Sciatica isn't a disorder in and of itself. Instead, it's a symptom of another problem involving the nerve, such as a herniated disk. Depending on the cause, the pain of acute sciatica usually goes away on its own in a period ranging from days to weeks.
During an attack, heat and cold applications, over-the-counter pain relievers, and exercise or physical therapy can help ease the discomfort of sciatica and speed recovery. Surgery to relieve pressure on the nerve may be an option when symptoms of sciatica don't respond to conservative treatment and pain is chronic or disabling. Conservative measures such as those listed above and the performance of certain nerve blocks are the cornerstone of treatment prior to surgery under usual circumstances.
As we grow age, the disks may start to deteriorate, becoming drier, flatter and more brittle. Eventually, the tough, fibrous outer covering of the disk may develop tiny tears, causing the jelly-like substance in the disk's center to seep out (herniation or rupture). The herniated disk may then press on a nerve root, causing pain in your back, leg or both. If the damaged disk is in the middle or lower part of your back, you also may experience numbness, tingling or weakness in your buttock, leg or foot. In addition, the jelly like substance may cause a chemical irritation of the spinal nerves and ligaments, which is referred to as “arachnoiditis.”
Although a herniated disk is by far the most common cause of sciatic nerve pain, other conditions can also put pressure on the sciatic nerve, including:
- Lumbar spinal stenosis. Your spinal cord is a bundle of nerves that extends the length of your spine. It's housed inside a channel (spinal canal) within the vertebrae. Thirty-one pairs of nerves branch off from the spinal cord, providing communication between your brain and the rest of your body. In spinal stenosis, one or more areas in the spinal canal narrow, putting pressure on the spinal cord or on the roots of the branching nerves. When the narrowing occurs in the lower spine, the lumbar and sacral nerve roots may be affected.
- Spondylolisthesis. This condition, often the result of degenerative disk disease, occurs when one vertebra slips slightly forward over another vertebra. The displaced bone may pinch the sciatic nerve where it leaves the spine.

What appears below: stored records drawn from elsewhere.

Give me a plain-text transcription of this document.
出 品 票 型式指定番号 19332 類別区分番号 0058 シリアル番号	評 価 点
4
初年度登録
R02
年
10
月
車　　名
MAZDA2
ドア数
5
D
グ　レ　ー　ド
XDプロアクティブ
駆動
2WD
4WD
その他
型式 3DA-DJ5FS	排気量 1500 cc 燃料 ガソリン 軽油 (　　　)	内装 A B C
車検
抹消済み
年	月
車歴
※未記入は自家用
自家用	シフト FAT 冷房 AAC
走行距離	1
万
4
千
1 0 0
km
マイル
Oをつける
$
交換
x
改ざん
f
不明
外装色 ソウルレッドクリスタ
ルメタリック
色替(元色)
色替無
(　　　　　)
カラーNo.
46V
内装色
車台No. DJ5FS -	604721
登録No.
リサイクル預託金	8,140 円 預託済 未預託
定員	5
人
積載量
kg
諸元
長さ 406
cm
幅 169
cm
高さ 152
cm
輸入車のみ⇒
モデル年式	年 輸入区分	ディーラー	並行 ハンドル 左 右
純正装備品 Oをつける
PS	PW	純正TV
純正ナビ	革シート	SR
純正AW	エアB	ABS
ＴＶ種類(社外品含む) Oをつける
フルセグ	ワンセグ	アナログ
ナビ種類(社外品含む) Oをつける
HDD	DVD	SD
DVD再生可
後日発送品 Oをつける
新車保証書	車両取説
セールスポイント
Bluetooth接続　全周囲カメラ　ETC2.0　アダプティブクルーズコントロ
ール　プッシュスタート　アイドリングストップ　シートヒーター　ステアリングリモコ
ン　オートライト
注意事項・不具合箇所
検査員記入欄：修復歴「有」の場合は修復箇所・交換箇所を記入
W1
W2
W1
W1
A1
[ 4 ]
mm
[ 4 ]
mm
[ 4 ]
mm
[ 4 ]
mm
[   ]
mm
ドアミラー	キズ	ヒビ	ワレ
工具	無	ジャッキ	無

- Piriformis syndrome. Running directly above the sciatic nerve, the piriformis muscle starts at your lower spine and connects to each thighbone (femur). Piriformis syndrome occurs when the muscle becomes tight or goes into spasms, putting pressure on the sciatic nerve. The pain may radiate down the back of your thigh but doesn't extend below the knee. Active women — runners and serious walkers, for example — are especially likely to develop the condition. Prolonged sitting, car accidents and falls also can contribute to piriformis syndrome.
- Spinal tumors. In the spine, tumors can occur inside the spinal cord, within the membranes (meninges) that cover the spinal cord, or in the space between the spinal cord and the vertebrae — the most common site. As it grows, a tumor compresses the cord itself or the nerve roots. This can cause severe back pain that may extend to your hips, legs or feet; muscle weakness and a loss of sensation, especially in your legs; difficulty walking; and sometimes loss of bladder or bowel function.
- Trauma. A car accident, fall or blow to the spine can injure the lumbar or sacral nerve roots.
- Sciatic nerve tumor or injury. Although this doesn't occur often, the sciatic nerve itself may be affected by a tumor or injury.
- Other causes. In some cases, your doctor may not be able to find a cause for your sciatica. A number of problems can affect the bones, joints and muscles, all of which could potentially result in sciatic pain.
Signs and Symptoms
The pain can vary widely, from a mild ache to a sharp, burning sensation or excruciating discomfort. Sometimes it may feel like a jolt or electric shock. Sciatic pain often starts gradually and intensifies over time. It may be worse when you cough or sneeze, and prolonged sitting or walking can also aggravate symptoms. Usually only one lower extremity is affected.
In addition to pain, you may also experience:
- Numbness or muscle weakness along the nerve pathway in your leg or foot. In some cases, you may have pain in one part of your leg and numbness in another.
- Tingling or a pins-and-needles feeling, most commonly in your toes or part of your foot.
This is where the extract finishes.